Sahara, who own the Pune Warriors India franchise, pulled out of the Indian Premier League (IPL) Tuesday due to BCCI’s refusal to bring down the franchise fee for the IPL.
“While it is true that the arbitration has not progressed, the BCCI cannot be held responsible since every one of the eminent retired judges suggested by the BCCI was not found acceptable by the franchisee,” BCCI said in a statement.
“In order to break this impasse, a letter was sent to Sahara Adventure Sports Limited, proposing that as the claimant to the arbitration, it should approach the court to appoint an arbitrator so that the process could move forward. Again, no response was received to this suggestion.”
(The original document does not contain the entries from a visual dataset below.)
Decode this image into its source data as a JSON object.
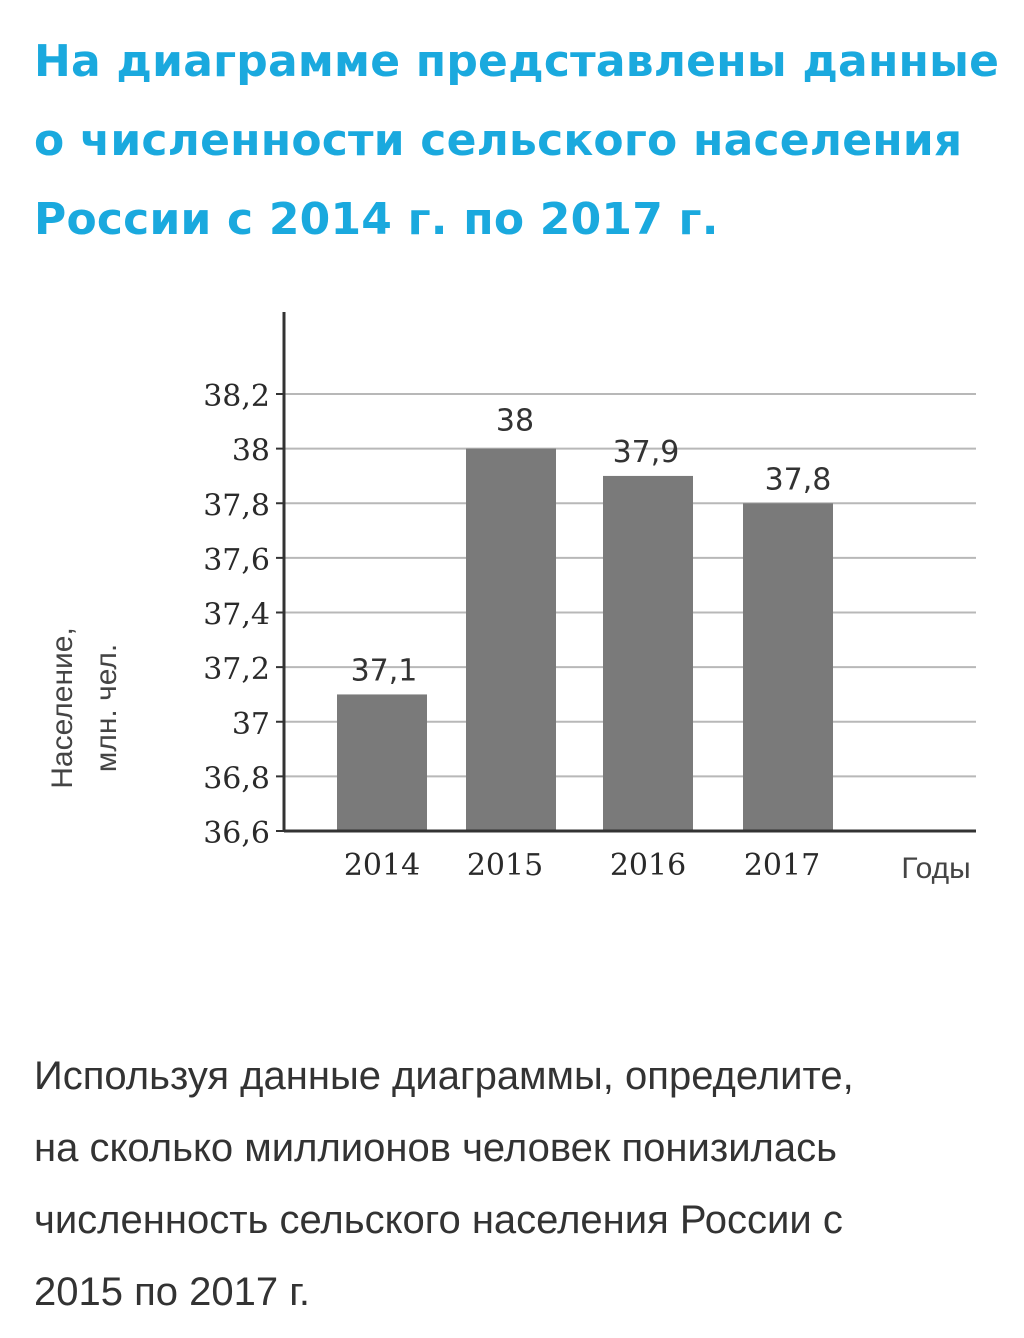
{
  "heading": {
    "lines": [
      "На диаграмме представлены данные",
      "о численности сельского населения",
      "России с 2014 г. по 2017 г."
    ],
    "color": "#1aa9de"
  },
  "question": {
    "lines": [
      "Используя данные диаграммы, определите,",
      "на сколько миллионов человек понизилась",
      "численность сельского населения России с",
      "2015 по 2017 г."
    ],
    "color": "#333333"
  },
  "chart_data": {
    "type": "bar",
    "categories": [
      "2014",
      "2015",
      "2016",
      "2017"
    ],
    "values": [
      37.1,
      38,
      37.9,
      37.8
    ],
    "data_labels": [
      "37,1",
      "38",
      "37,9",
      "37,8"
    ],
    "yticks": [
      "38,2",
      "38",
      "37,8",
      "37,6",
      "37,4",
      "37,2",
      "37",
      "36,8",
      "36,6"
    ],
    "ylim": [
      36.6,
      38.2
    ],
    "ylabel_lines": [
      "Население,",
      "млн. чел."
    ],
    "xlabel": "Годы",
    "title": "",
    "grid": true,
    "bar_color": "#7a7a7a",
    "axis_color": "#333333",
    "grid_color": "#b8b8b8"
  }
}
The cricket body confirmed that it had encashed the bank guarantee after “no payment was made and no response was received” from the Sahara group.
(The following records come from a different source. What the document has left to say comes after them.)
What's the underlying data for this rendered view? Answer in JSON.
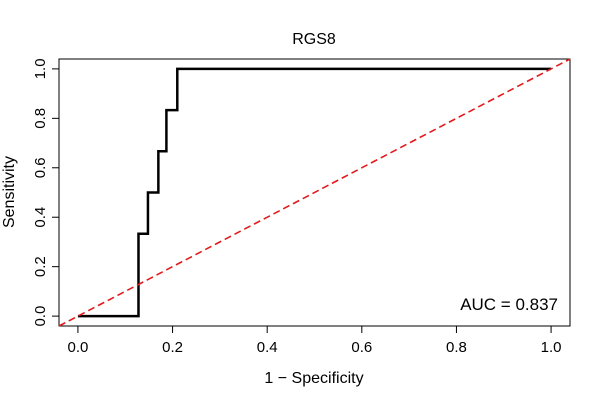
{
  "chart_data": {
    "type": "line",
    "title": "RGS8",
    "xlabel": "1 − Specificity",
    "ylabel": "Sensitivity",
    "xlim": [
      -0.04,
      1.04
    ],
    "ylim": [
      -0.04,
      1.04
    ],
    "xticks": [
      0.0,
      0.2,
      0.4,
      0.6,
      0.8,
      1.0
    ],
    "yticks": [
      0.0,
      0.2,
      0.4,
      0.6,
      0.8,
      1.0
    ],
    "xtick_labels": [
      "0.0",
      "0.2",
      "0.4",
      "0.6",
      "0.8",
      "1.0"
    ],
    "ytick_labels": [
      "0.0",
      "0.2",
      "0.4",
      "0.6",
      "0.8",
      "1.0"
    ],
    "grid": false,
    "annotation": "AUC = 0.837",
    "series": [
      {
        "style": "solid",
        "color": "#000000",
        "x": [
          0.0,
          0.128,
          0.128,
          0.128,
          0.148,
          0.148,
          0.17,
          0.17,
          0.187,
          0.187,
          0.21,
          0.21,
          1.0
        ],
        "y": [
          0.0,
          0.0,
          0.167,
          0.333,
          0.333,
          0.5,
          0.5,
          0.667,
          0.667,
          0.833,
          0.833,
          1.0,
          1.0
        ]
      },
      {
        "style": "dashed",
        "color": "#e31a1c",
        "x": [
          -0.04,
          1.04
        ],
        "y": [
          -0.04,
          1.04
        ]
      }
    ]
  }
}
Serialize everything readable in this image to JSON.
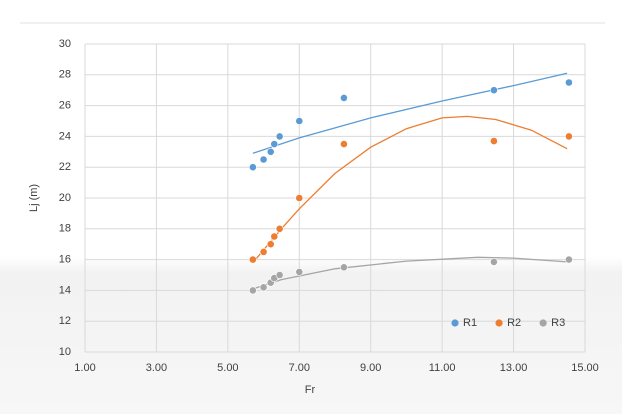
{
  "chart_data": {
    "type": "scatter",
    "x_label": "Fr",
    "y_label": "Lj (m)",
    "xlim": [
      1,
      15
    ],
    "ylim": [
      10,
      30
    ],
    "xticks": [
      {
        "value": 1,
        "label": "1.00"
      },
      {
        "value": 3,
        "label": "3.00"
      },
      {
        "value": 5,
        "label": "5.00"
      },
      {
        "value": 7,
        "label": "7.00"
      },
      {
        "value": 9,
        "label": "9.00"
      },
      {
        "value": 11,
        "label": "11.00"
      },
      {
        "value": 13,
        "label": "13.00"
      },
      {
        "value": 15,
        "label": "15.00"
      }
    ],
    "yticks": [
      10,
      12,
      14,
      16,
      18,
      20,
      22,
      24,
      26,
      28,
      30
    ],
    "grid": true,
    "legend": "bottom-right",
    "series": [
      {
        "name": "R1",
        "color": "#5b9bd5",
        "x": [
          5.7,
          6.0,
          6.2,
          6.3,
          6.45,
          7.0,
          8.25,
          12.45,
          14.55
        ],
        "values": [
          22,
          22.5,
          23,
          23.5,
          24,
          25,
          26.5,
          27,
          27.5
        ],
        "trend_x": [
          5.7,
          7,
          9,
          11,
          13,
          14.5
        ],
        "trend_y": [
          22.9,
          23.9,
          25.2,
          26.3,
          27.3,
          28.1
        ]
      },
      {
        "name": "R2",
        "color": "#ed7d31",
        "x": [
          5.7,
          6.0,
          6.2,
          6.3,
          6.45,
          7.0,
          8.25,
          12.45,
          14.55
        ],
        "values": [
          16,
          16.5,
          17,
          17.5,
          18,
          20,
          23.5,
          23.7,
          24
        ],
        "trend_x": [
          5.7,
          6.5,
          7,
          8,
          9,
          10,
          11,
          11.7,
          12.5,
          13.5,
          14.5
        ],
        "trend_y": [
          15.8,
          18.0,
          19.3,
          21.6,
          23.3,
          24.5,
          25.2,
          25.3,
          25.1,
          24.4,
          23.2
        ]
      },
      {
        "name": "R3",
        "color": "#a5a5a5",
        "x": [
          5.7,
          6.0,
          6.2,
          6.3,
          6.45,
          7.0,
          8.25,
          12.45,
          14.55
        ],
        "values": [
          14,
          14.2,
          14.5,
          14.8,
          15,
          15.2,
          15.5,
          15.85,
          16
        ],
        "trend_x": [
          5.7,
          6.5,
          8,
          10,
          12,
          13,
          14.5
        ],
        "trend_y": [
          14.1,
          14.7,
          15.4,
          15.9,
          16.15,
          16.1,
          15.85
        ]
      }
    ]
  }
}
“The BCCI can, however, confirm that in order to satisfy the balance of the 2013 franchise fee of Rs.120 crore, which was overdue and owing to BCCI since April 3, 2013, it has encashed part of the bank guarantee put in place by Sahara Adventure Sports Limited,” said BCCI.
“The IPL Governing Council met with representatives of the franchisee Feb 21 and received assurances that the franchisee would settle all obligations as they fell due. Once the April 3 due date had passed, the Governing Council had sent two letters to Sahara Adventure Sports Limited – one April 12 and the second April 24 – requesting settlement of the overdue amount. No payment was made and no response was received to the second letter and so, in order to protect its interests, the BCCI was forced to encash the guarantee.”
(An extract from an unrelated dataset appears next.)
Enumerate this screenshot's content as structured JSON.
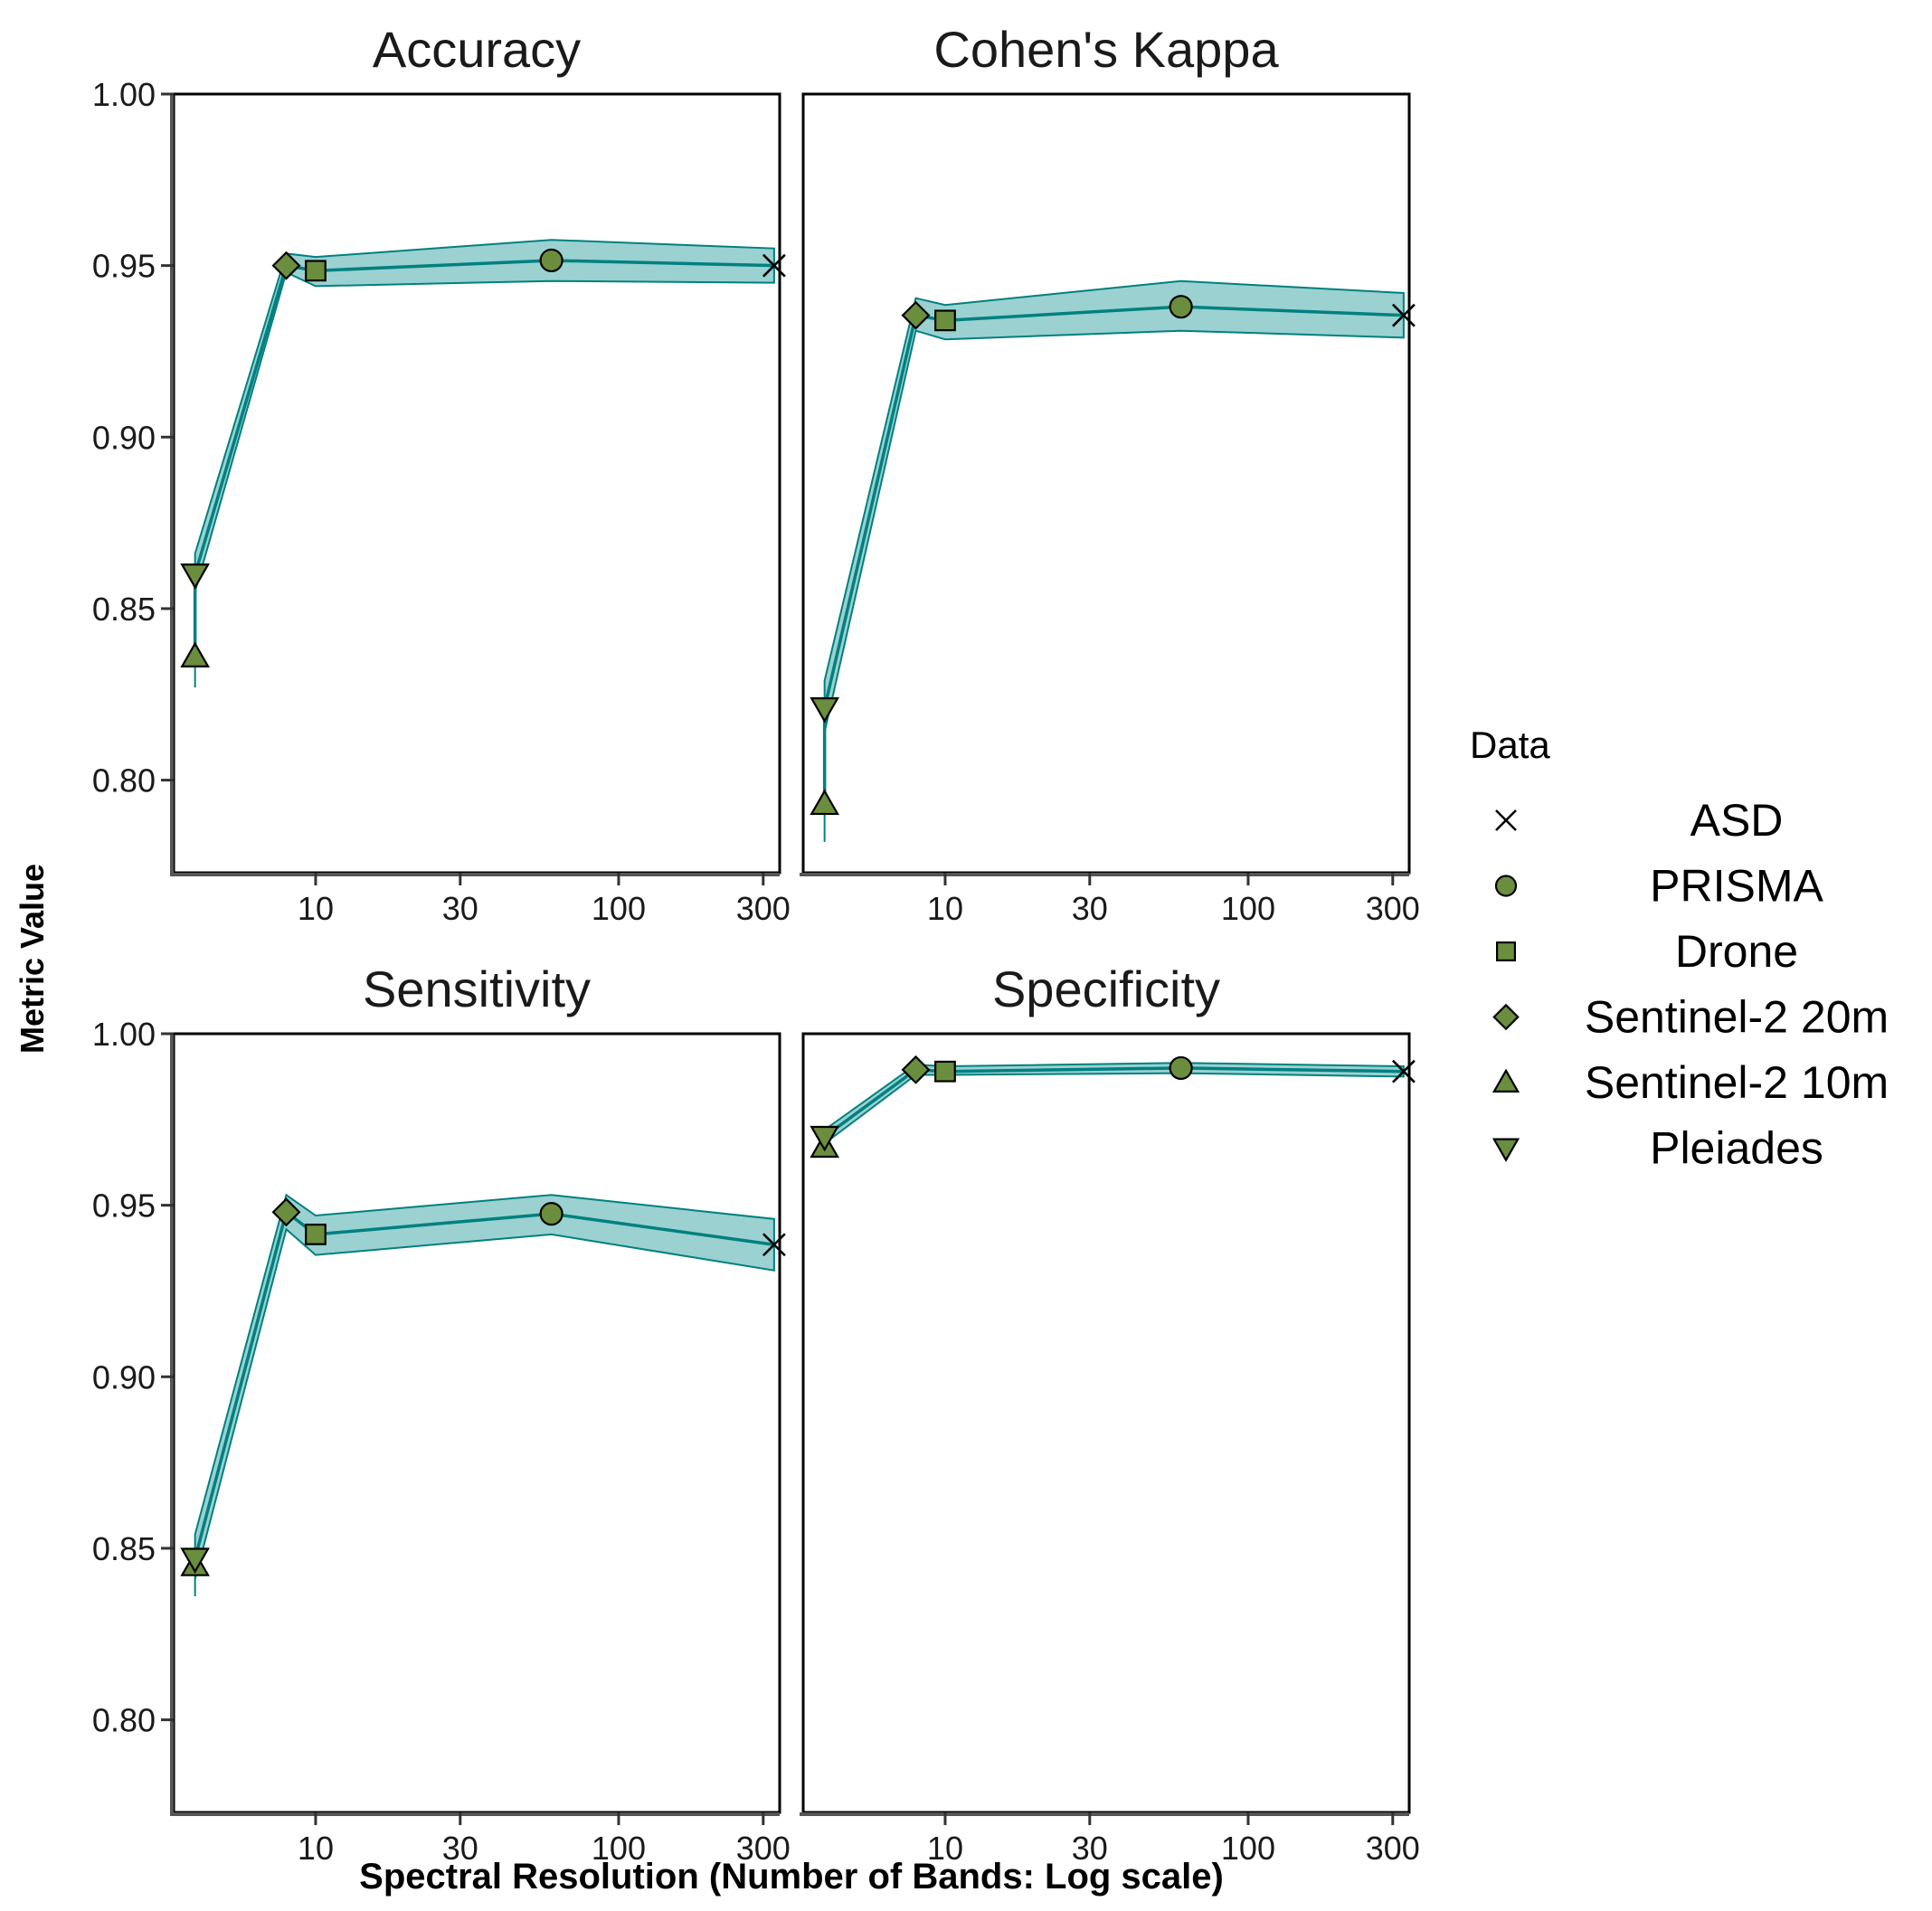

BCCI said they had not been notified directly of the franchise’s pullout and had learnt of the situation through the media.
“The BCCI has read in media reports that Sahara has purported to terminate its franchise agreement and to pullout of IPL, the 2014 season onwards. The BCCI has had no direct communication from its franchisee, Sahara Adventure Sports Limited, in this regard.”
This is the second time that Sahara have pulled the plug. The first time it happened was in 2012 owing to similar reasons but they bridged their differences with BCCI and returned to the fold.
Sahara bought the franchise for Rs.1,702 crore in 2011 for 10 years, making Pune Warriors the most expensive team in the IPL.
Sahara have now said that they will not return to IPL “even if the entire fee was waived”.
The group also said it was tempted to withdraw from the Indian cricket team’s sponsorship but refrained in the interest of the players.
Pune Warriors finished eighth in the sixth season of the nine-team IPL, winning four of the 16 matches it played.